Poverty, Social Spending, and IMF Programs: Myth vs. Reality

WASHINGTON, D.C.: An oft-repeated claim is that the IMF is responsible for increasing human misery in developing countries - in particular, by forcing countries to cut spending on programs like health and education. But riots and repetition do not make such claims true. At best, such accusations are out of date; at worst, they are ideological grandstanding.

The record, indeed, is clear: in 66 countries with IMF programs, between 1985 and 1998, per capita spending on health and education rose by more than 2% per year after inflation. These numbers reflect the fact that IMF advice to countries facing budgetary pressures emphasizes the importance of sustaining expenditures on health and education. The Fund urges that savings be found in unproductive spending - meaning excessive military spending, subsidies for the well-to-do, and inefficient administrative practices. Indeed, military spending (in the 41 countries where the IMF has data) fell by almost 1% of GDP between 1993 and 1997.

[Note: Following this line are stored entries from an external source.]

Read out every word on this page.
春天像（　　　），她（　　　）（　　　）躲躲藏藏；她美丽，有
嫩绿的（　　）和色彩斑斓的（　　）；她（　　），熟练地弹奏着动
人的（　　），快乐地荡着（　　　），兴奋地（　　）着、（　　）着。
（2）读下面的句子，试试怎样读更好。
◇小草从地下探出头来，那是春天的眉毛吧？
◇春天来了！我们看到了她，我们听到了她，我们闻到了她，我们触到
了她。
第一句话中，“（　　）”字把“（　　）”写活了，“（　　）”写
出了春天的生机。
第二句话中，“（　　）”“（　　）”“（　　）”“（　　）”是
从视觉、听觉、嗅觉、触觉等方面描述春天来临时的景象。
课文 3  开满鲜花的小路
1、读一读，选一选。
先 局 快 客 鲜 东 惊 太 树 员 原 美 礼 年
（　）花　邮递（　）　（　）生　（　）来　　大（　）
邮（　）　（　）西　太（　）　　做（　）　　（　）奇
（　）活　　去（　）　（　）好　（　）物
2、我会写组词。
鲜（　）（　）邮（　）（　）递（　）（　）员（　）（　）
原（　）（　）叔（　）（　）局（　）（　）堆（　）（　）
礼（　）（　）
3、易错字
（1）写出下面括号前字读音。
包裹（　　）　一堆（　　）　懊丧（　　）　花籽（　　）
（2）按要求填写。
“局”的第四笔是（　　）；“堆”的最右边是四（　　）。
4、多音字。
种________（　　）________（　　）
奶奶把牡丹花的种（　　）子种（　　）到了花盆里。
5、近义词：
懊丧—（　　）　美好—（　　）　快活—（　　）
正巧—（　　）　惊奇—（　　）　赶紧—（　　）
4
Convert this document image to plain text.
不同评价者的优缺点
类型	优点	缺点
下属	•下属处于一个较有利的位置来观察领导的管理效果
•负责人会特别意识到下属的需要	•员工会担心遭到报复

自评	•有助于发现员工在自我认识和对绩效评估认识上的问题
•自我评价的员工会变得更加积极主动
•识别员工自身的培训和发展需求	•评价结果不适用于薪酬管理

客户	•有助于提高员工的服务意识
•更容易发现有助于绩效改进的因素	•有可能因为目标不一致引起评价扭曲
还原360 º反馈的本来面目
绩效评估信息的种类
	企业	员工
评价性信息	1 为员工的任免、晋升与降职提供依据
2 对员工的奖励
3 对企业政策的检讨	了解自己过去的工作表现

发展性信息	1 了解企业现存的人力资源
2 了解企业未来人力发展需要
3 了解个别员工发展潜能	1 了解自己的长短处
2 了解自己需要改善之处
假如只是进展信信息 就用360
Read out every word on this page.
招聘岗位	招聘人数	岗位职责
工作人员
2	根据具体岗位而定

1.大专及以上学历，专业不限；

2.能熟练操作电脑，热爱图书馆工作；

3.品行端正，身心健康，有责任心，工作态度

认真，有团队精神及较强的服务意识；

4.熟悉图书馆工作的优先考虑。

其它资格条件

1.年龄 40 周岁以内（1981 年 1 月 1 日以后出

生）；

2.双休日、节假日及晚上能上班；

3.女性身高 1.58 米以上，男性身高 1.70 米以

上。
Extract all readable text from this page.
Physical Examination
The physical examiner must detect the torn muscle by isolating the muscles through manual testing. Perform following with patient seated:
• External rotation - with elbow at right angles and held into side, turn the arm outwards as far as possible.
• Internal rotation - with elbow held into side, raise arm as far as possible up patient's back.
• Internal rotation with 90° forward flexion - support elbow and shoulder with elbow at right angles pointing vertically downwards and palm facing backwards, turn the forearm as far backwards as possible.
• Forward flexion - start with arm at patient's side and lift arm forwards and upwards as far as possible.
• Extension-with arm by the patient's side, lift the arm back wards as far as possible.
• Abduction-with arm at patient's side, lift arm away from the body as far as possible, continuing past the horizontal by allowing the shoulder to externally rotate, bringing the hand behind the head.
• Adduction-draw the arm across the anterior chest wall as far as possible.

Low-income countries have posted larger gains in health and education spending than other countries under IMF programs. This difference will become even more pronounced as increasing amounts of debt relief are delivered under the Initiative for Heavily-Indebted Poor Countries (HIPCs), because a principal condition for this assistance is that money saved is channeled into poverty reduction.

In the past year, 10 of the 41 eligible countries have been granted debt relief under this initiative; we expect another 10 to start receiving debt relief by the end of this year. Early participants like Bolivia and Uganda are seeing their debt service payments fall by as much as 1% of GDP, providing scope for a substantial increase in health and education spending. In Tanzania, next year’s budget provides for a 44% increase in poverty-related spending.